Angus Bell, ministre du cricket à Montréal

Publié le

Angus Bell, un Écossais installé à Montréal, se considère comme le ministre du cricket. On le voit dans le complexe sportif qu'il a aménagé pour la pratique de sports orphelins.
Angus Bell, un Écossais installé à Montréal, se considère comme le ministre du cricket.   Photo : CBC

Angus Bell est un Écossais passionné de cricket. C'est par amour qu'il est venu s'établir à Montréal, après avoir pratiqué son sport un peu partout dans le monde. En constatant le manque d'installations pour ceux qui voulaient y jouer au Québec, il a fait aménager un terrain extérieur à Otterburn Park, aujourd'hui considéré comme l'un des trois plus beaux en Amérique du Nord. Il raconte l'histoire de ce sport et le parcours qui a nourri cette passion.

Angus Bell se considère comme « le ministre du cricket » dans la région de Montréal, avec raison. En plus du Candy Fields (nommé en l’honneur de sa femme) au pied du mont Saint-Hilaire, il a ouvert une salle de 14 000 pieds carrés près du Marché central, où sont pratiqués ce qu’il appelle les sports orphelins, comme le quidditch, le boulingrin, le soccer bulle et le cricket.

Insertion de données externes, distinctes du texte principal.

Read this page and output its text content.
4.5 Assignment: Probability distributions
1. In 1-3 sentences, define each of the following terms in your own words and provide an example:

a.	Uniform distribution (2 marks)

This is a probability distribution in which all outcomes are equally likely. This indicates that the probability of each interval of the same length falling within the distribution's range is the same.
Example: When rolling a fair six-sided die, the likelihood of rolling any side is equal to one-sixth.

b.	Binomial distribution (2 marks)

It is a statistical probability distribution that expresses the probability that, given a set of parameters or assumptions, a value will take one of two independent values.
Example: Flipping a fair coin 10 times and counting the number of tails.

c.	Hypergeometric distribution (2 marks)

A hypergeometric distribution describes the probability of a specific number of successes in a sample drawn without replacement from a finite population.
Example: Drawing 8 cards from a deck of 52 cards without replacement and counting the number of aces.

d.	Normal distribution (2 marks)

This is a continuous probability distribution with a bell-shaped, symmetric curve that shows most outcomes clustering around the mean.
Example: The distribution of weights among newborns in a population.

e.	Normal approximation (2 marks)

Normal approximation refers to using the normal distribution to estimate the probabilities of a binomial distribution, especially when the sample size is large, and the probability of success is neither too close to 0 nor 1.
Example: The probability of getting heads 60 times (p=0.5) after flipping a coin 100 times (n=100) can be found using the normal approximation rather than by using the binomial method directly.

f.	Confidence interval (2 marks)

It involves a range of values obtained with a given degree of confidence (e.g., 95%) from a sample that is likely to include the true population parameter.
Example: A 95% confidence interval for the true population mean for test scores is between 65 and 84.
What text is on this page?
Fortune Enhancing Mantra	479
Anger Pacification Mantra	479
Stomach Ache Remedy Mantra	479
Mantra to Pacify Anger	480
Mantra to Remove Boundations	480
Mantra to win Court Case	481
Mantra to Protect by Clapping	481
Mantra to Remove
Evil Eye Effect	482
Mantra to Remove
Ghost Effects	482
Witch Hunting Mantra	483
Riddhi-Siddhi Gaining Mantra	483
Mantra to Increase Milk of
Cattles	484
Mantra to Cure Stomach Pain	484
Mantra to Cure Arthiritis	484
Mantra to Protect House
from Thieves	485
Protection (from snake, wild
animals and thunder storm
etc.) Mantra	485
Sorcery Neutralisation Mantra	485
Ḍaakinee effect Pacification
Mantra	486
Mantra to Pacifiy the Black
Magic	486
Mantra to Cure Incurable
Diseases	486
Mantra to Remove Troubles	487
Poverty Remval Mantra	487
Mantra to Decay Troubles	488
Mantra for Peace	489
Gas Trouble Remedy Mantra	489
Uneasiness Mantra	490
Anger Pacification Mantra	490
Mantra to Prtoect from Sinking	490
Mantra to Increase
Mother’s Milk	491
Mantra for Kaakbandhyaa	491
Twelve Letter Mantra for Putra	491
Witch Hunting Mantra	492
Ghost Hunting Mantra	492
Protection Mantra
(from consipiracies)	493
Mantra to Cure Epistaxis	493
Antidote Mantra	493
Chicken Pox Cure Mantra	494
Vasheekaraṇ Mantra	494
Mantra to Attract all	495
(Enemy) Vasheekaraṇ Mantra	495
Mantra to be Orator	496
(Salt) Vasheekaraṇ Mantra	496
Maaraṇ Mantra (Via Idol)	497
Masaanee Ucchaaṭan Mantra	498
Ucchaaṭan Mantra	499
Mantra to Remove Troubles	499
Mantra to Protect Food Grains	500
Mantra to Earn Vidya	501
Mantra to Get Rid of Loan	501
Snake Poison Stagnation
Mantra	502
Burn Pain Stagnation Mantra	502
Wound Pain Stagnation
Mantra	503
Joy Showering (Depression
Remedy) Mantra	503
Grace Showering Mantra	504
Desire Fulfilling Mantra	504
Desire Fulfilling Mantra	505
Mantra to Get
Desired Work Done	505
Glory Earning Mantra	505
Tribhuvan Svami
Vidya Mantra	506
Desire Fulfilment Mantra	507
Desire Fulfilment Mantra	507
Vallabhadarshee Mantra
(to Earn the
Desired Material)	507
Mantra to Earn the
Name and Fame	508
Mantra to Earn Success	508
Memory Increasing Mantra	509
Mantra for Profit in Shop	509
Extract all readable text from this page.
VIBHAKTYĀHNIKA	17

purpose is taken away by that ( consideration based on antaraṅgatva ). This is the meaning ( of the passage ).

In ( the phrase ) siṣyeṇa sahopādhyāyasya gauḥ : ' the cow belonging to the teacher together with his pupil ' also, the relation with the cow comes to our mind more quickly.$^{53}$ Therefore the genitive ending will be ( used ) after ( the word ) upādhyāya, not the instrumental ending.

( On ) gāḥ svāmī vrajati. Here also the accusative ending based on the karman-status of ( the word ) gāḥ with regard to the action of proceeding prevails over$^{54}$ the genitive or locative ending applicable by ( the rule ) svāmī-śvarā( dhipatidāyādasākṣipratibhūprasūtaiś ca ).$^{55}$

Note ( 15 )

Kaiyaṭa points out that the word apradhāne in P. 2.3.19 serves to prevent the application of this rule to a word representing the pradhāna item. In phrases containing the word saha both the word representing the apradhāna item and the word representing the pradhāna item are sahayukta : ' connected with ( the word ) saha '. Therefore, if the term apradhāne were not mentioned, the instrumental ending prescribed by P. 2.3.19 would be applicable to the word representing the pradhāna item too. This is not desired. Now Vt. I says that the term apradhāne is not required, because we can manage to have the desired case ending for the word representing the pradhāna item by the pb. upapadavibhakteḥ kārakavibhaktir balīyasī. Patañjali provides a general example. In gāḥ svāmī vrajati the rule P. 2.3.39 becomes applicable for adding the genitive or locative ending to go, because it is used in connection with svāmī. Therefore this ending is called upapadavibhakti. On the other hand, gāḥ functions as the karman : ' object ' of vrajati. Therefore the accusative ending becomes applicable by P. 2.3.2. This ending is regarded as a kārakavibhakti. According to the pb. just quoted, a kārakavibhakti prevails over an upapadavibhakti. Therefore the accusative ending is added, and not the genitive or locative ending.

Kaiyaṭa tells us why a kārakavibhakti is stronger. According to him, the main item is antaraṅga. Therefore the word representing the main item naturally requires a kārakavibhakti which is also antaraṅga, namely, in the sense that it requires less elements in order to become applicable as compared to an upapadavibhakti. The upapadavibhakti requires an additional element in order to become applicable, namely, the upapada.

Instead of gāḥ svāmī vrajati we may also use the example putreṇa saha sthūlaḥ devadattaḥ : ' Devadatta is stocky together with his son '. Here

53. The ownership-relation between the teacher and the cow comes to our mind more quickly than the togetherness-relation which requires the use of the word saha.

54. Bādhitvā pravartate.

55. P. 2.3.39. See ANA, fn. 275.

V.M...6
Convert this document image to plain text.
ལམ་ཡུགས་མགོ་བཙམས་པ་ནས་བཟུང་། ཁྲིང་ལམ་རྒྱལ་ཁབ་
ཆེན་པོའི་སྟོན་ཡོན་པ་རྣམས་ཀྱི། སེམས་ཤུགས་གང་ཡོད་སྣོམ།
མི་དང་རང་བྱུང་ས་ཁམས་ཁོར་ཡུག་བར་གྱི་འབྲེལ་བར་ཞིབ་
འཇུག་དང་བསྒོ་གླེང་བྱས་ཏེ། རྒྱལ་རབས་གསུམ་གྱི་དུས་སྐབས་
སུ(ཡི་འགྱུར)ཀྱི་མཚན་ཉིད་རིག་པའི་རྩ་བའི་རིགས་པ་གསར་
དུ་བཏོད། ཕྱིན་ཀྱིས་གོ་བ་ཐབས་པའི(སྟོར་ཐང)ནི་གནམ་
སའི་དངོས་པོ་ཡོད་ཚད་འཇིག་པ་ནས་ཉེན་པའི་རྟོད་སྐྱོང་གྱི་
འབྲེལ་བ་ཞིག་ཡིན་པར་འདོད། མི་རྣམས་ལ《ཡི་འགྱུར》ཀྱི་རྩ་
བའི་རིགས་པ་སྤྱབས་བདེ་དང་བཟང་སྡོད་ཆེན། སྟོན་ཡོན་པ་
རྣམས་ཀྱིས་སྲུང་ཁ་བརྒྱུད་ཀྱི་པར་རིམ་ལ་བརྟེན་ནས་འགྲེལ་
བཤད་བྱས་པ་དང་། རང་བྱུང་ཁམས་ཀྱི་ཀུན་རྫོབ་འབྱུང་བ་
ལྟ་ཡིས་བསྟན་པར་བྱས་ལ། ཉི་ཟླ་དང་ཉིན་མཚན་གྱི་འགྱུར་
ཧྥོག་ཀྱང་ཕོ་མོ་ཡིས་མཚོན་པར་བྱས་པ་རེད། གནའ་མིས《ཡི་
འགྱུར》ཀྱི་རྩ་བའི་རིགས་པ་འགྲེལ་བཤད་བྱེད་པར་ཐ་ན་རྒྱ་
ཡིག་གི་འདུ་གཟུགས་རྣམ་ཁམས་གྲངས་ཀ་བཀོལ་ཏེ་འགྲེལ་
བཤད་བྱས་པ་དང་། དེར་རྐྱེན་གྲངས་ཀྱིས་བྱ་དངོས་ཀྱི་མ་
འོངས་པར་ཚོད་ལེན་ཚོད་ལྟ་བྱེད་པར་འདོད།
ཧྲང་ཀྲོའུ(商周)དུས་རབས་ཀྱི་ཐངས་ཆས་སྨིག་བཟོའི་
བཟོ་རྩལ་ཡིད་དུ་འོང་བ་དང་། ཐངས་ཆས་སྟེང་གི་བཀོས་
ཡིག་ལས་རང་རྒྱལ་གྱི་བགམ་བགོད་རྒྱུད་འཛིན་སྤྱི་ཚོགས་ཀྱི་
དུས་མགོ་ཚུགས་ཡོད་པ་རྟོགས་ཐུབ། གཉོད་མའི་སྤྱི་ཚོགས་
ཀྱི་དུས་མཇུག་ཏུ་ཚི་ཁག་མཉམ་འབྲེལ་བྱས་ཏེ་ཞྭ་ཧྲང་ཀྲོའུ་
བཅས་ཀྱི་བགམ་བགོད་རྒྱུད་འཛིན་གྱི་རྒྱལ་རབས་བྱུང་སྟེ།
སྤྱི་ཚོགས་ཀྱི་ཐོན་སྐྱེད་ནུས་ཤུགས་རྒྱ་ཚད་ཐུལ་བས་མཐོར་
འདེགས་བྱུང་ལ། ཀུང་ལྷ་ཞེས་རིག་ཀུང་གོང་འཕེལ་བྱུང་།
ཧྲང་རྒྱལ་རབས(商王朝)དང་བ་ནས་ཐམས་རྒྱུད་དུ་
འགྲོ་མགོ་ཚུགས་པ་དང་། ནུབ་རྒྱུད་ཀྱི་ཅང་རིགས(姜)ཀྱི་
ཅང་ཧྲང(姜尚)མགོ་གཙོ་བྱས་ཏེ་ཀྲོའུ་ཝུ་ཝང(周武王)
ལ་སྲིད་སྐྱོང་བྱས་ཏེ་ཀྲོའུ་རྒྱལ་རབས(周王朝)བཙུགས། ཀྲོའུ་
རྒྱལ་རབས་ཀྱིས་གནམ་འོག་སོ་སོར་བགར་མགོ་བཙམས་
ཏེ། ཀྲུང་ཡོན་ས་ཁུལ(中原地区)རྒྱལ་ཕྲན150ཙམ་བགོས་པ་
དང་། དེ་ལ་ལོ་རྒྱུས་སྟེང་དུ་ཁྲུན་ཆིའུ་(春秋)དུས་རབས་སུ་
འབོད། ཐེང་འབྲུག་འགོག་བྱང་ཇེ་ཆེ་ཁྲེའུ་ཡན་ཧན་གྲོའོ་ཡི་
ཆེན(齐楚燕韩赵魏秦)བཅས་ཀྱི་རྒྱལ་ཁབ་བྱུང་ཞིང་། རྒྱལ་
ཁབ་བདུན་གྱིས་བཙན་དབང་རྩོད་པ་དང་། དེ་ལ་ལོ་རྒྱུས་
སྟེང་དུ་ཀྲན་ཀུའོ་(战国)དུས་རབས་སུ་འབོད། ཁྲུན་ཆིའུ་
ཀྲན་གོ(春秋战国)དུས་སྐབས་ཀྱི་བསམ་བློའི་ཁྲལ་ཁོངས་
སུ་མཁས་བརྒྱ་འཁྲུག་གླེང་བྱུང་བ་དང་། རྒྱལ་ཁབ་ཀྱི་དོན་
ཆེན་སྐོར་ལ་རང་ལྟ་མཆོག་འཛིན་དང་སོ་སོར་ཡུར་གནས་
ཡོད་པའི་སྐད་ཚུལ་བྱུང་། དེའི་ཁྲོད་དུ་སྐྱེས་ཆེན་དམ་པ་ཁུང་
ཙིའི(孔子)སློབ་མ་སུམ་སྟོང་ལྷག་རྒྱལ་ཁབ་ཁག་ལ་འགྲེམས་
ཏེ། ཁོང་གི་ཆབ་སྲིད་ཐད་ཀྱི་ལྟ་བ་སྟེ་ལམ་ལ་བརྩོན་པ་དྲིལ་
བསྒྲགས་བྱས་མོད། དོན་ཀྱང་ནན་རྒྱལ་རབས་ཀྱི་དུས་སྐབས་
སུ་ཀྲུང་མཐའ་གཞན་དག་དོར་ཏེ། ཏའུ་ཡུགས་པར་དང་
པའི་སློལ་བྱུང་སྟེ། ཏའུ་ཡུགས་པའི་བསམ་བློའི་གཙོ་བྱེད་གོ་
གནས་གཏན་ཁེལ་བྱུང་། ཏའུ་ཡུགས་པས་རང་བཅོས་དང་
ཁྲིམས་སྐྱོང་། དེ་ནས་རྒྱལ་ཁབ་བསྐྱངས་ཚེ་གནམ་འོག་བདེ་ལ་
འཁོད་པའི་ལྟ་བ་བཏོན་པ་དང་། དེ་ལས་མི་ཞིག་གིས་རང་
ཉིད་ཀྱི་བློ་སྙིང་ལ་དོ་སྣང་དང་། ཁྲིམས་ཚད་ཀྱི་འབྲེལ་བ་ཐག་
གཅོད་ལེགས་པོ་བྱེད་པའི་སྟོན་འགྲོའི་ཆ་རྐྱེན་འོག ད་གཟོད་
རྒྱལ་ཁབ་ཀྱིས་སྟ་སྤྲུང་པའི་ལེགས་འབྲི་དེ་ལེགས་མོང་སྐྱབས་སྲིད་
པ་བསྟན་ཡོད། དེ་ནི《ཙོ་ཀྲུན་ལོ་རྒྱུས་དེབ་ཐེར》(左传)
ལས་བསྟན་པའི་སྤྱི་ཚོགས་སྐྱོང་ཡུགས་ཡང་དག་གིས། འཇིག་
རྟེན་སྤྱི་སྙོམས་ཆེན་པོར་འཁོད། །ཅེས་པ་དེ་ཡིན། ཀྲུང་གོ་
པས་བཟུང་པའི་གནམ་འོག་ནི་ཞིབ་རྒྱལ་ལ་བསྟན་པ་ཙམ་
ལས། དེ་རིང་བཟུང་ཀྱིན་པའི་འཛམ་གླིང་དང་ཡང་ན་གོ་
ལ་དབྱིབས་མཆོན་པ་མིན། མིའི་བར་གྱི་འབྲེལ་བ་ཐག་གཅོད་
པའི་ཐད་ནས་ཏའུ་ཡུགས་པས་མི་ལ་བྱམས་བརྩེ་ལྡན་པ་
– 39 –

Il y a 25 équipes de cricket et 1000 joueurs à Montréal.

Angus Bell

Un sport méconnu au Québec
Il ne faut pas confondre cricket et croquet. « Le cricket, c’est comme la balle molle sur les stéroïdes, explique Angus Bell. Au baseball, il y a un frappeur. Au cricket, il y en a deux. Il y a deux buts au centre du terrain, et vous pouvez frapper la balle n’importe où. Ce sont des matchs de trois ou six heures, et les meilleures équipes du monde jouent même des matchs de quatre ou cinq jours. »

Voyage vers l'est
Plus jeune, quand il a compris qu’il n’était pas assez bon pour jouer professionnellement en Angleterre ou en Écosse, Angus Bell a décidé de voyager pour cultiver sa passion. « J’ai découvert le cricket des pays de l’est, comme l’Ukraine et la Slovaquie. J’ai joué en Croatie à côté des champs de mines, dans un entrepôt d’explosifs en Estonie et dans des stationnements de Biélorussie. J’ai formé la première équipe nationale de Serbie », dit celui qui a joué au cricket dans 43 pays.

Le cricket pour tous
Dans ses installations sur l’île de Montréal et la Rive-Sud, tout le monde est bienvenu. « Il y a beaucoup de débutants et des gens de différentes nationalités qui jouent. Ce sont les Nations unies ici », plaisante l’Écossais, en mentionnant qu’il y a beaucoup de Syriens, de gens de l'Inde et des Caraïbes, de Pakistanais et d’Australiens qui vivent dans les environs.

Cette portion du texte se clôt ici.